The cybersecurity compliance standard known as CMMC (Cybersecurity Maturity Model Certification) has been in play for the Defense Industrial Base² (DIB) for some time now. But amid headline-stealing cybercrime (Colonial Pipeline, JBS Foods, etc.¹), there’s talk that a military-grade standard like CMMC is needed to protect our nation beyond just the Department of Defense contractors that make up the DIB.
Already, CMMC is being co-opted by the Department of Homeland Security.² Next up may be the General Services Administration, which oversees all federal government contracts.³ The recent Executive Order from the White House is thought to work in tandem with CMMC.4
There is precedent to have verification mechanisms broadly applied as a prerequisite for contracting with the U.S. government. Whether the verification mechanisms related to cybersecurity come in the form of CMMC or another standard, the underlying concept will generate steam and get broadly adopted.

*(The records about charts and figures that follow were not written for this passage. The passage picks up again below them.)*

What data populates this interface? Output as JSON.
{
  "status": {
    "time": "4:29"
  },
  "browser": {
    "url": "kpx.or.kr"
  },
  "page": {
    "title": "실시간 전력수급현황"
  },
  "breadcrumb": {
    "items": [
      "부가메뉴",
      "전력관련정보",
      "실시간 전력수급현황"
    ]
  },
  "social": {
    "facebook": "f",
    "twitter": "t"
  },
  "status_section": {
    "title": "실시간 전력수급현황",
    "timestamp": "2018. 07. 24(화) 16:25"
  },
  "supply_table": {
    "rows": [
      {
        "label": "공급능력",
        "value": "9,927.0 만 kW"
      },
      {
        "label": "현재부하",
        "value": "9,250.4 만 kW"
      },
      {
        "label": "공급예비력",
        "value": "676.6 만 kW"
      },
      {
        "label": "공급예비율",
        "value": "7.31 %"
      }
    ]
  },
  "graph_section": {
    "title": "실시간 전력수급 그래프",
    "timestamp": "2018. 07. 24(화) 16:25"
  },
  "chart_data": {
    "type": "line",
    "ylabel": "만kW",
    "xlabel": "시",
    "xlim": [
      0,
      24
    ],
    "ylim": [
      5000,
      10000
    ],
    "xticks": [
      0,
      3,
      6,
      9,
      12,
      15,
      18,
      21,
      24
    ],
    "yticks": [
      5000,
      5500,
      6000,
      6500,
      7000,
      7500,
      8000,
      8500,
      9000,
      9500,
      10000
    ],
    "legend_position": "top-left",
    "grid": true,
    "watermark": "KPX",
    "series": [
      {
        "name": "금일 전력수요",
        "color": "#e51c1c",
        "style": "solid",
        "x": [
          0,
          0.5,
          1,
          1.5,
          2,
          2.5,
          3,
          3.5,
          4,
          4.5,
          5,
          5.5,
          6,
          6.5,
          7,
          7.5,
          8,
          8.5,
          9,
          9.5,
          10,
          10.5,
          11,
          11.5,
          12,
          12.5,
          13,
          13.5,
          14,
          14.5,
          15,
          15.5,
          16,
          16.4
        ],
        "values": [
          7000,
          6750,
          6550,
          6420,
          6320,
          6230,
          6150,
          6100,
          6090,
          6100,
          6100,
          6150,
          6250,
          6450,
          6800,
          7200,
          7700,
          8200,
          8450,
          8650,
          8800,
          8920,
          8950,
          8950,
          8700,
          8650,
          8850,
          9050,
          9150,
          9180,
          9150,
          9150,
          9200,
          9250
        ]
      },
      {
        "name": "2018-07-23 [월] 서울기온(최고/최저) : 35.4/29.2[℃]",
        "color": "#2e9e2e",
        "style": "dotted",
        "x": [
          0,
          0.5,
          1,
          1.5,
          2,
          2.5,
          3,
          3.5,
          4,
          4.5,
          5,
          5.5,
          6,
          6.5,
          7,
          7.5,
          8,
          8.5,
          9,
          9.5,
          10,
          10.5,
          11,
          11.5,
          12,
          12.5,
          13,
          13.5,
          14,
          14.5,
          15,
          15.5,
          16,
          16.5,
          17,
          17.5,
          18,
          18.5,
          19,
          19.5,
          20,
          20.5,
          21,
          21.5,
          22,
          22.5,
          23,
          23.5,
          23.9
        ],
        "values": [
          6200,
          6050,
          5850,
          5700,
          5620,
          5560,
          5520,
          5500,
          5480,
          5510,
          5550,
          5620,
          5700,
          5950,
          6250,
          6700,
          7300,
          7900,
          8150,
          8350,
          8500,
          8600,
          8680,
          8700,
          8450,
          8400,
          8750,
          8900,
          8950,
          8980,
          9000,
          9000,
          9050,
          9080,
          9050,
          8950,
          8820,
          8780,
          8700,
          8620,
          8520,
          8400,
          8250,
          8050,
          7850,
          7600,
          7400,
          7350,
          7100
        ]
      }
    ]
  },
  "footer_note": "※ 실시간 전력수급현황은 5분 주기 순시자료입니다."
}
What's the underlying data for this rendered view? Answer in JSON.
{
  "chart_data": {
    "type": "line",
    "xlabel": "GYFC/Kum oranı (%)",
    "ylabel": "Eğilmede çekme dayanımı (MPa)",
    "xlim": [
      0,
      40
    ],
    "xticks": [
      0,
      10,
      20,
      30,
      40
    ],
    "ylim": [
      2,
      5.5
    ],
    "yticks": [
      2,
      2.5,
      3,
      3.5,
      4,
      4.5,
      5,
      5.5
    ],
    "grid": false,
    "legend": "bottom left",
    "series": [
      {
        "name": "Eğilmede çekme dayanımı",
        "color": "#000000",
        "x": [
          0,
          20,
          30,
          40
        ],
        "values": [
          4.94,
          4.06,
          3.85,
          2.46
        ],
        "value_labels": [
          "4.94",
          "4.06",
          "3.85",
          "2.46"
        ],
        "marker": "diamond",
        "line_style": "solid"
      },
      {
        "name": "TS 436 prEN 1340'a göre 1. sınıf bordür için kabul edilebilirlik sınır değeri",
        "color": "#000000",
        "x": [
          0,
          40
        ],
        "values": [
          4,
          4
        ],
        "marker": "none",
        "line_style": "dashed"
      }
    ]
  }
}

Industries potentially in the compliance bullseye are many. Obviously, the list starts with the DIB (which can include academia, not-for-profits, manufacturing, energy, healthcare, etc.) but also the government has a major role in the implementation. It means that the days of signing a contract and assuming you are good to go will go away. Instead, you will get verification of compliance and assume you are good.
This is a mistake.
If your eyes are on compliance, you’re staring at the wrong finish line. Compliance trails risk and risk driven by cybercriminals is your real adversary -- not the auditor. Plus, the CMMC standard is evaluating your ability to protect the Controlled Unclassified Information (CUI) in your care, but not your business, mission, critical systems, etc. CMMC is a 6-foot fence, and bad guys can always build a 7-foot ladder.
Verified compliance matters. But compliance in and of itself doesn’t ensure an effective program. You can make the determination that what really matters is your single point of failure in an industrial process. Protect that, and you are effective. Meanwhile, the plans that you used to configure the Autocad are replaceable. Lose them, and you can have the customer resend. Not so much when those plans are to a submarine. Your program is effective based on your determination of risk but not that of the U.S. government customers.
Things like that are why we need compliance, maturity, and effectiveness.